Runtime: 105 minutes

Rewind back to 1995 and you may remember watching something like this before. After an extended siesta, Desperado star Antonio Banderas reprises his role as the guitar-playing, gun-toting hero with a price on his head. Inflation and all things considered, the stakes have gone up.

Riding high thanks to its US box office success, Once Upon a Time in Mexico ties up a vague trilogy of Latin American westerns by Rodriguez, which began with a modest $7,000 flick over a decade ago.

Not that history matters very much as far as the latest story line goes.

Banderas is gunman El Mariachi, a living legend hiding out in the obscurity of small town Mexico. Enter one ruthless Agent Sands (Depp) with a mission in need of recruits and its goodbye to the retirement home in the sun. Still tormented by the loss of his alluring wife (Hayek), Mariachi struggles back into the life of an action hero.

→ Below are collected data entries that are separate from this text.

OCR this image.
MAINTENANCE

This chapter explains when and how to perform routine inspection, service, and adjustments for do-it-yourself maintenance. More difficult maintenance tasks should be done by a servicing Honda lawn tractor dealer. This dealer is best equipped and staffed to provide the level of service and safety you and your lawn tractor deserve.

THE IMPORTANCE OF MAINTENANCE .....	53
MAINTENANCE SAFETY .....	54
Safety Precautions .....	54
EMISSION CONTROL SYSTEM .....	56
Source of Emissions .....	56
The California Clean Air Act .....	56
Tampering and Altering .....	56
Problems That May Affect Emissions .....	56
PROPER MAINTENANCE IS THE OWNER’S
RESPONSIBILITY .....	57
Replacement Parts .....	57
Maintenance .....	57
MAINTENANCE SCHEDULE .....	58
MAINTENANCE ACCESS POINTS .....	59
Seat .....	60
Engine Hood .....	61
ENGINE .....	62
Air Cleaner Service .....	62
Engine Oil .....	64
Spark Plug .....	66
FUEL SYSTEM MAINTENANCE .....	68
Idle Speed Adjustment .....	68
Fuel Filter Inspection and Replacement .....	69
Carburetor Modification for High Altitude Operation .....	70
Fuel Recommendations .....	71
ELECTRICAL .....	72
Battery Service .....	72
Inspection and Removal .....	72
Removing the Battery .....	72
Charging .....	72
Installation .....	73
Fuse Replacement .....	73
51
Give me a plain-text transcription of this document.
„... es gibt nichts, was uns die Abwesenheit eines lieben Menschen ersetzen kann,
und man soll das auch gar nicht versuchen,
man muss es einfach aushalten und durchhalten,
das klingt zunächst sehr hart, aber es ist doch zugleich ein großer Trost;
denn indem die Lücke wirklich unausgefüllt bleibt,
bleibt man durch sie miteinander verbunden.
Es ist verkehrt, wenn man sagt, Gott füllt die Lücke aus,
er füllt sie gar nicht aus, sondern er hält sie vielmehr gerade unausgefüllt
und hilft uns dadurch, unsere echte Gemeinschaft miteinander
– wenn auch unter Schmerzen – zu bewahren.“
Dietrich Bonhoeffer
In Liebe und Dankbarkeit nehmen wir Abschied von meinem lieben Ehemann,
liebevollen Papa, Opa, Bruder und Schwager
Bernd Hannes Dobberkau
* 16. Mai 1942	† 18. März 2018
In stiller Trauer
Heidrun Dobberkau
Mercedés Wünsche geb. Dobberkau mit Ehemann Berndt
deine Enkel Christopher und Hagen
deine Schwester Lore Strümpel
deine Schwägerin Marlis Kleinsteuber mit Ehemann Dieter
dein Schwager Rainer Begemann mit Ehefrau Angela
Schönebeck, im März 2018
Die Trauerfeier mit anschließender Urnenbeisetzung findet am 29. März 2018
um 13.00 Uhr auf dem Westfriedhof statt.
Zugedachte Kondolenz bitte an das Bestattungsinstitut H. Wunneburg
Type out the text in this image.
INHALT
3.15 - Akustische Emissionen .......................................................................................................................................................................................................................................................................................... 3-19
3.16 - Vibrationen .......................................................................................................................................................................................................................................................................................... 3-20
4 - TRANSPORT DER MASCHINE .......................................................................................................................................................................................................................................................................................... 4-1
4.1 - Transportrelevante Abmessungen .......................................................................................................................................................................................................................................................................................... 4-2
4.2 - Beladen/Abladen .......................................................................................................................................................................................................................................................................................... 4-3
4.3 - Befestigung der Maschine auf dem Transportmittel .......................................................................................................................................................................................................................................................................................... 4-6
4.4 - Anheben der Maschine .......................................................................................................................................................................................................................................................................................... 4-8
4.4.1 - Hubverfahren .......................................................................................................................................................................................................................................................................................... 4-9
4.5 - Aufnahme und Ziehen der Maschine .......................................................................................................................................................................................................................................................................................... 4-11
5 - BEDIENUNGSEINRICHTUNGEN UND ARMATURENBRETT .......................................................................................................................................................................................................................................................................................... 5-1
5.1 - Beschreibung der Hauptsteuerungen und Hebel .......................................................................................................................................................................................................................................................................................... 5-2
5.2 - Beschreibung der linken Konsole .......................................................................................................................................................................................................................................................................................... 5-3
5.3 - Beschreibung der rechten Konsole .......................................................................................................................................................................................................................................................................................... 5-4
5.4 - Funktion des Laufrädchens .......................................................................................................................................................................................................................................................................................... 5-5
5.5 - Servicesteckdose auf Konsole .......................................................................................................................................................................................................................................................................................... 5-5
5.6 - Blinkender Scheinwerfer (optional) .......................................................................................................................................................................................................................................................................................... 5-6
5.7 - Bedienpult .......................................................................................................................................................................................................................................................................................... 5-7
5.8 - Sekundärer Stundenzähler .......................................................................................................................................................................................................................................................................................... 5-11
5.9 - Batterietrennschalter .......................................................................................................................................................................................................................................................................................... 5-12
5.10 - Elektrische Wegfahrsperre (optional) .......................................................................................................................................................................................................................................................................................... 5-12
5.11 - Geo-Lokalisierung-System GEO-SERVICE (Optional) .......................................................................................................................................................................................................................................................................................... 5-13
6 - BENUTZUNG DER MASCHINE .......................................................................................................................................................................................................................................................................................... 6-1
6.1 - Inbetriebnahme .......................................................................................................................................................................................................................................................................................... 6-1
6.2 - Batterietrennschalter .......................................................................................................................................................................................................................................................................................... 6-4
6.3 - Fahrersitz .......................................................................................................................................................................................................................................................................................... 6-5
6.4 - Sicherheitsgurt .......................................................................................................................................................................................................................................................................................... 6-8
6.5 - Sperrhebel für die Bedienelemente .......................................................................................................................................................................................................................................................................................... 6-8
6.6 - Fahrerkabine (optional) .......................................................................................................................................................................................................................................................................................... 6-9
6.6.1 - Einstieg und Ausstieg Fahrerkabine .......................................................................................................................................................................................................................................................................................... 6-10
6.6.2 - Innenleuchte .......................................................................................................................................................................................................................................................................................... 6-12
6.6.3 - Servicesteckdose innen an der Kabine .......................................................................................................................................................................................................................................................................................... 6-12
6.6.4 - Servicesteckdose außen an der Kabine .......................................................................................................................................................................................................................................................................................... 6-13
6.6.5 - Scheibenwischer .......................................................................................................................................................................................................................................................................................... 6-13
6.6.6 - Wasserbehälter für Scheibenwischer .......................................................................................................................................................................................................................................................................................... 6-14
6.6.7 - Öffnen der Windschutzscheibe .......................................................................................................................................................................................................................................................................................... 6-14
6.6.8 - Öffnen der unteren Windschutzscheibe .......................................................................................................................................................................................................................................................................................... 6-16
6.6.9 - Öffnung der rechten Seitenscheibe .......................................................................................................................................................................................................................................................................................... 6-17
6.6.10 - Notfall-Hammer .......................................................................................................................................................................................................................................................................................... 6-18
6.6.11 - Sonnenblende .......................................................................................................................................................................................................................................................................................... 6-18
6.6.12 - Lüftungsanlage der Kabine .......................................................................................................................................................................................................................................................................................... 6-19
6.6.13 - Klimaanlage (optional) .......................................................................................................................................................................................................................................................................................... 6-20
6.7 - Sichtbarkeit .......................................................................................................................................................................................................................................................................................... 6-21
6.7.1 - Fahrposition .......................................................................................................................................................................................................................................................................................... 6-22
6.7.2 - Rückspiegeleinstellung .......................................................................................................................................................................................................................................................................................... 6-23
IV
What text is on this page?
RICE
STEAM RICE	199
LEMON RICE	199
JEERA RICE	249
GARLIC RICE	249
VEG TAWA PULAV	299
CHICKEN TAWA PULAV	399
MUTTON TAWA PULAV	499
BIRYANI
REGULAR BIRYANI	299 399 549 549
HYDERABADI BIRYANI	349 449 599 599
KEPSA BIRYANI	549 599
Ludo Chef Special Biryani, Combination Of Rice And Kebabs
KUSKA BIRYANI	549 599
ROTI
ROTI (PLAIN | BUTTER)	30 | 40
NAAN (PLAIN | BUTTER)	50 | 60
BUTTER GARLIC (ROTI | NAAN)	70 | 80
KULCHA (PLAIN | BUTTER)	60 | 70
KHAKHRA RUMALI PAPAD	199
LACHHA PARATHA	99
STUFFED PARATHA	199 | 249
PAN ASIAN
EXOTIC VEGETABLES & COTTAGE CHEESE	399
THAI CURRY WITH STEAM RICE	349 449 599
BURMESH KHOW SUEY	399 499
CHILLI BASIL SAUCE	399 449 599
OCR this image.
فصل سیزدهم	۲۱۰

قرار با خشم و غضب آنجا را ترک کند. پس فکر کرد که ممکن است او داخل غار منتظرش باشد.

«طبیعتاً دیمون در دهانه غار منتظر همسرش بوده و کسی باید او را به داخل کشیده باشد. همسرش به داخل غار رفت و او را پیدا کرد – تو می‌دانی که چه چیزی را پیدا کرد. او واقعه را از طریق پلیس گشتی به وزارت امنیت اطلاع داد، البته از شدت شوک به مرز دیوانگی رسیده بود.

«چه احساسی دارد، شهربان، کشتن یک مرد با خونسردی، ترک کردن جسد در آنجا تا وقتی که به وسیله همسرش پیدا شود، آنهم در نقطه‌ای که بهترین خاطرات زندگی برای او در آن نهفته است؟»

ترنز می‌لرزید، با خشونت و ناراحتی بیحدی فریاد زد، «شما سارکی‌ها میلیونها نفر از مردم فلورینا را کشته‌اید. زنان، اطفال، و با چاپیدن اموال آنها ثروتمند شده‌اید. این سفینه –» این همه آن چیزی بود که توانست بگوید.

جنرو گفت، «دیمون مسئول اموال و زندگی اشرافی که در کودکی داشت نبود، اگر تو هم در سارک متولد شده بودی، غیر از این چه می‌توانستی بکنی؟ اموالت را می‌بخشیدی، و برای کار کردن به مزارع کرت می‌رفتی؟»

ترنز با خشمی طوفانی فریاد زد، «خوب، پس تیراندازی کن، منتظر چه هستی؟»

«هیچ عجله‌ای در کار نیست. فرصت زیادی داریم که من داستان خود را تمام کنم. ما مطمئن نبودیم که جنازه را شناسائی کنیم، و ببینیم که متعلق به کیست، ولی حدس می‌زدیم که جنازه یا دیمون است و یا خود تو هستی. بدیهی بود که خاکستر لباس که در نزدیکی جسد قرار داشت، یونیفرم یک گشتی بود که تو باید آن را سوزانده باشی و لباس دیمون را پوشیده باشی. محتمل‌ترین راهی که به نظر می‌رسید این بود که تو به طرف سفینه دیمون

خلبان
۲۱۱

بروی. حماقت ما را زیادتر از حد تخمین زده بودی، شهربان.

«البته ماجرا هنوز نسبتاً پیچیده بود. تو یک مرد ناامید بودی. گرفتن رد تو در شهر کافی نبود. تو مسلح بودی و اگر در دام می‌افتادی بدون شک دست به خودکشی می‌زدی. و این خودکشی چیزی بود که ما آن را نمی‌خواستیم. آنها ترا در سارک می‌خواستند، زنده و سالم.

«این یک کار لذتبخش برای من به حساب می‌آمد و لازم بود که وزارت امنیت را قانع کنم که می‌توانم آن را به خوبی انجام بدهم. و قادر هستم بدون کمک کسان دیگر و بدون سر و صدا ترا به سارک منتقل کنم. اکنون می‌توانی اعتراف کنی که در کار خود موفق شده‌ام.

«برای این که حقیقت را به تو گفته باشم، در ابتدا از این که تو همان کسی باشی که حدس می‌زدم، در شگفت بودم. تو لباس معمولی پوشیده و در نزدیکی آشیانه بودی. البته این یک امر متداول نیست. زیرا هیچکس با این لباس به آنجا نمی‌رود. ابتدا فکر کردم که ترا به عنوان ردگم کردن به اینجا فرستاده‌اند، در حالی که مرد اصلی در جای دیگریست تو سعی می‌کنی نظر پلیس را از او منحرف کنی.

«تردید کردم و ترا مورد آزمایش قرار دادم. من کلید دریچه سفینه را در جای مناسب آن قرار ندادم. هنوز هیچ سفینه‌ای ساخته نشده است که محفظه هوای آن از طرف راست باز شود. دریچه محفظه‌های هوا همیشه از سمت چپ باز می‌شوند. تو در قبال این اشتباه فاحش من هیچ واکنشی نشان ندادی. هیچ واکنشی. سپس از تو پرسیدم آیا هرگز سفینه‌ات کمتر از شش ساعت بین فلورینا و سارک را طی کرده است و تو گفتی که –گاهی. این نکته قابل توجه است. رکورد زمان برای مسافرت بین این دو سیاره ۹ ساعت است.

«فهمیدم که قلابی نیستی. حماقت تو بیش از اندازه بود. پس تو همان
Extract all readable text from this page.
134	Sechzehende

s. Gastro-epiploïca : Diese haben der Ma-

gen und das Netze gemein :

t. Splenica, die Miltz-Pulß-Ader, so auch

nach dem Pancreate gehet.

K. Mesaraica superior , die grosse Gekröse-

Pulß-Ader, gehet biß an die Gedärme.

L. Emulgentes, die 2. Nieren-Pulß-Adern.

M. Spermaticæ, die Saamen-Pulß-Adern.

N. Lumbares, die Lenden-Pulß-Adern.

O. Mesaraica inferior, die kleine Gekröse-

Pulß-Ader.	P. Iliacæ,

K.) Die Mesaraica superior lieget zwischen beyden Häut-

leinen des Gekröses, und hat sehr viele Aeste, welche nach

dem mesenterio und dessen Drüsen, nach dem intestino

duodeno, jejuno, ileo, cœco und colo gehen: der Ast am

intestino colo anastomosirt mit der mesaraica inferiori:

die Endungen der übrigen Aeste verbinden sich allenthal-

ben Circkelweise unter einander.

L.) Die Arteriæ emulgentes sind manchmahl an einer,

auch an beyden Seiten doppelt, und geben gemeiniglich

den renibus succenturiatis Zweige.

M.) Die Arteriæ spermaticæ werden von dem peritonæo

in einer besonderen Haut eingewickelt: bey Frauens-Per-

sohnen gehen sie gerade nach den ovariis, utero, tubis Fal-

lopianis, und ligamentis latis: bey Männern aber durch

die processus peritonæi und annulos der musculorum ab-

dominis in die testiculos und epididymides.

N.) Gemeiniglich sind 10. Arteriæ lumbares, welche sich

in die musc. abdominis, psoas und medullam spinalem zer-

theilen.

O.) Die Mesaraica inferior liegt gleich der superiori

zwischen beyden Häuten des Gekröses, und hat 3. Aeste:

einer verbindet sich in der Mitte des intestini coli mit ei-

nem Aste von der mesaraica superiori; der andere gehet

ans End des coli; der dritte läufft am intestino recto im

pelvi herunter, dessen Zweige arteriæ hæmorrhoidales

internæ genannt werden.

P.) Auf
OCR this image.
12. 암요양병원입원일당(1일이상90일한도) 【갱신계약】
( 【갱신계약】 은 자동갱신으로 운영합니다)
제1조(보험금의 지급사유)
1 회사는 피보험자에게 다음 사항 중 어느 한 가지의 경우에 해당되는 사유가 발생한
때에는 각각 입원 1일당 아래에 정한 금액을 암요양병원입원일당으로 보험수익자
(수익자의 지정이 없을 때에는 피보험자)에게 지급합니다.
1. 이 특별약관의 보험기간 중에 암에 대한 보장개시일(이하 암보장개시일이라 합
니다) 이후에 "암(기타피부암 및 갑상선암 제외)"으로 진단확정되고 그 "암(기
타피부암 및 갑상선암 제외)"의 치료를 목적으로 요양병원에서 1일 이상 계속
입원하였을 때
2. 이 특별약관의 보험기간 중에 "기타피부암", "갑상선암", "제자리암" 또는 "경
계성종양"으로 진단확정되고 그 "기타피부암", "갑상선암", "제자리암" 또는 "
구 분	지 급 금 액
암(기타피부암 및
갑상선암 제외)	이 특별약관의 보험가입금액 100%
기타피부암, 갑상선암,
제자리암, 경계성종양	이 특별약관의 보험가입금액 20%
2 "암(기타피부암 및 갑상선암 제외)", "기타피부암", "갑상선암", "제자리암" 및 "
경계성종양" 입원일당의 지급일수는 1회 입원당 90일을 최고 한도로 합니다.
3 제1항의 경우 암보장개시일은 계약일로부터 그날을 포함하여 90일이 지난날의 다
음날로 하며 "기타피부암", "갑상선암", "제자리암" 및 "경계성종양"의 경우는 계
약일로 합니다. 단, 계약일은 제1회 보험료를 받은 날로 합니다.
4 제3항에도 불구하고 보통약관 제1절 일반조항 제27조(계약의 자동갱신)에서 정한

Politics is everything, with CIA operative Sands determined to manipulate the coup d’état being planned by an evil drug baron. Deals and double-crossings pile up as high as the body count, if you can keep track of numbers. The fast and furious gun battles involve even faster changes of camera angle, all mixed with a spattering of one on one shoot-outs.

Rodriguez‚s links with Quentin Tarantino stretch across his movie career, but any influence here is muted, except perhaps in the sudden trigger-pulling outbursts and torture. The man behind Spy Kids is keen to stamp out his own style. Like Tarantino, Rodriguez did much more than directing. According to the credits, he shot, chopped and scored this movie.

On screen, Banderas is even more of a one man band, spending as much time in daydreams as he does dodging bullets. His solitary flashbacks and solemn gazes to camera will no doubt appeal to fans, but they sap the energy from what is supposedly an action movie. A promising partnership with his two sidekicks goes unexplored, leaving them with little to work with.

Depp emerges as the film‚s selling point. Watching his increasingly corrupt character pull every string going compensates for the adrenaline deficit. The combination of mobile phone wielding tourist and Matrix-style warrior is intriguing, even for mainstream thrill seekers. His throwaway remarks are charismatic, and stop the movie taking itself too seriously. But even Depp stumbles. Attempts to stand out leave him looking woefully lost at times. At least they do in a setting defined only by repeated use of the word tequila.

Of course, none of this would be important if the characters were just there to shoot each other. But the film aspires to be more complex than the average gun-fest, and is weakened because it does not succeed. The decent action sequences are condensed, but there is nothing coherent to fill the void this opens. Although Depp‚s character develops, the others do not break from their standard trigger-pulling moulds. The attempt to grind out a deceptively simple plot appears cumbersome. The result is an average movie – but one way or another, you feel it could have been so much more. Save it for a wet Sunday afternoon.